The Addams Family On Broadway: Love Conquers Gore -by Iman Lababedi

Channel surfing on Halloween, I stumbled upon the old black and white TV show the Addams Family starring John Astin and Carolyn Jones. The episode in question is about Lurch falling in love and the minute or so scene where Lurch shows the adults his smile is funnier than the entire two and a half  hours of the Addams Family on Broadway combined. Seriously.
The Addams Family isn’t TERRIBLE, it isn’t “Lestat” or the theatrical take on “High Society” (I still have nightmares about that one) but it is misjudged and mediocre, it looks cheap, like a haunted house ride, and the set design is drag.
Worst  still, the story is a bad idea. The book is  by Rick Elice of “Jersey Boys” who will get lots more work but is really not all that. A lousy concept in which they age the Addams daughter Wednesday five years and have her fall in love with a straight. You can tell from the start where it is going and it really slows down from time to time to get there.
Around that basic story, Morticia is worried about growing old (I thought she was a vampire), , the prospective in-laws are visiting  from squaresville, Uncle Fester has fallen in love with the Moon (don’t ask), oh and, both creepier and kookier than you will ever be Wednesday’s masochistic little  brother Pugsley pines for her sister to torture him again. I’m not kidding,. Really. That might be the single perviest concept a family musical has ever come up with.

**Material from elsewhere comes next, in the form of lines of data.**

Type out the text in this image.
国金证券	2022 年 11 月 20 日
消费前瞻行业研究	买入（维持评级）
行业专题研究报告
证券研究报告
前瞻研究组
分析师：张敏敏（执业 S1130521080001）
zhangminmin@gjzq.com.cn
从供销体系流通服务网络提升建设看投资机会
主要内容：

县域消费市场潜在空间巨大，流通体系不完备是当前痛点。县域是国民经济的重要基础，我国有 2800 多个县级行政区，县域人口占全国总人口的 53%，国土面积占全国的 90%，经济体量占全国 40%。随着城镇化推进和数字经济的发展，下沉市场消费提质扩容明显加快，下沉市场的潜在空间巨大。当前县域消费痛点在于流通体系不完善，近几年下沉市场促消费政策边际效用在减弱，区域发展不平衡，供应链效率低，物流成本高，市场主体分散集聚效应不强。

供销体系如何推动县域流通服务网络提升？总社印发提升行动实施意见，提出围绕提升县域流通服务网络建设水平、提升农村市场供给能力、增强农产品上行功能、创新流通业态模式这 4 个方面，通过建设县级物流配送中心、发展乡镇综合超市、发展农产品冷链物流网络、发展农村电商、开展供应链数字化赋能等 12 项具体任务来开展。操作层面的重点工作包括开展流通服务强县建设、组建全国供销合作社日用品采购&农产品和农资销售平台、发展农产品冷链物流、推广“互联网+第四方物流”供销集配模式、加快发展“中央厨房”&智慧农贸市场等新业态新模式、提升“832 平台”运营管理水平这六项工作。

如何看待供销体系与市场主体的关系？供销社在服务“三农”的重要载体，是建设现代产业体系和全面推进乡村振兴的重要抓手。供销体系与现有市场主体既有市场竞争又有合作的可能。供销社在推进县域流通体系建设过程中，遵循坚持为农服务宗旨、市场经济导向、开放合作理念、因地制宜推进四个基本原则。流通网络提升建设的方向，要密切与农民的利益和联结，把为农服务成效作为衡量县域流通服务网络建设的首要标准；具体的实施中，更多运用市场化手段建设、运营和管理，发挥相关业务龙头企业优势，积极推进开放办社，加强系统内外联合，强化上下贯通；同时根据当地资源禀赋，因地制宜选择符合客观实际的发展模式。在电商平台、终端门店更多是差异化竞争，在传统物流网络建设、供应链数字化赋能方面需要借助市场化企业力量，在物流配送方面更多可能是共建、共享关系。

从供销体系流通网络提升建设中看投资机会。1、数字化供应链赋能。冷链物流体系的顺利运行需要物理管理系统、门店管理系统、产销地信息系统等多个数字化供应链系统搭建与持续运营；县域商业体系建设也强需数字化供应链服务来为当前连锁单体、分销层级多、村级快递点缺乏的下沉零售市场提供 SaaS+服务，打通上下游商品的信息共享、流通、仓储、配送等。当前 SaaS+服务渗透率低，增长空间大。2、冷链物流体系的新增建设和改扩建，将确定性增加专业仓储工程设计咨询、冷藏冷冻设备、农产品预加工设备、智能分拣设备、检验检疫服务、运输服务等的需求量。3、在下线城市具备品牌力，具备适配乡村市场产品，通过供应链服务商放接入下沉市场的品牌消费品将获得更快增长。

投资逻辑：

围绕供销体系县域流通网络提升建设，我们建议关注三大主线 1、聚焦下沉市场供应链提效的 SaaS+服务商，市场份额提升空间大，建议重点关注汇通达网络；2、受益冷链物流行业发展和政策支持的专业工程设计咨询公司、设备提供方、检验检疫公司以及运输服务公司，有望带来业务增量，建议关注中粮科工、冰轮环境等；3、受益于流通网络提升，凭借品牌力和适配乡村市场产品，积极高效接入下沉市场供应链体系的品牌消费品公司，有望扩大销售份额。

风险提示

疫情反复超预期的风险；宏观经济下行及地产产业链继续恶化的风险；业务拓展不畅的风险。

King of Broadway Nathan Lane has come a long way since “Guys And Dolls” and it has been all down hill. The last two shows I’ve seen Nathan in, a David Mamet play and a diabolical The Odd Couple have been bad enough and perhaps it is time the stageworld leaving Nathan to bear the weight of the Addams family as Gomez.  He isn’t awful but he isn’t good either. The problem is we have seen this mugging and overacting way too often. Bebe Neuwirth is so under used, she is like a bench player in baseball, coming around for an inning once every coupla games. Wednesday is much more important to the show, indeed it is practically the Gomez and Wednesday show. “Happy/Sad” -a father daughter moment, is a high light true but Krysta Rodriguez, while a talented enough girl, can’t shine Bebe’s shoes so why am I stuck looking at summerstock when I could watch the woman who gave us half of Chicago.
The music is nothing much either. Andrew Lippa hasn’t written one memorable song for the production. By the way, there isn’t one memorable song in “Wicked” either. I guess the new Broadway considers hits a secondary factor to spectacle.
Oh, and there is no spectacle.The stage designer is a doggo el doggo that doesn’t do anything at all: neither scary, nor funny, it is simply bland. You’d think they’d discount their prices when they are spending are so little.
What else? The jokes are occasionally, usually chuckly, the pacing is off, the set piece at the end of the interminable first act should be taken out and shot and god knows what they are gonna do when Nathan’s contract is up.
Finally, they don’t sing the TV theme of the show and for good reason, it woulds blown this trifle right off the stage.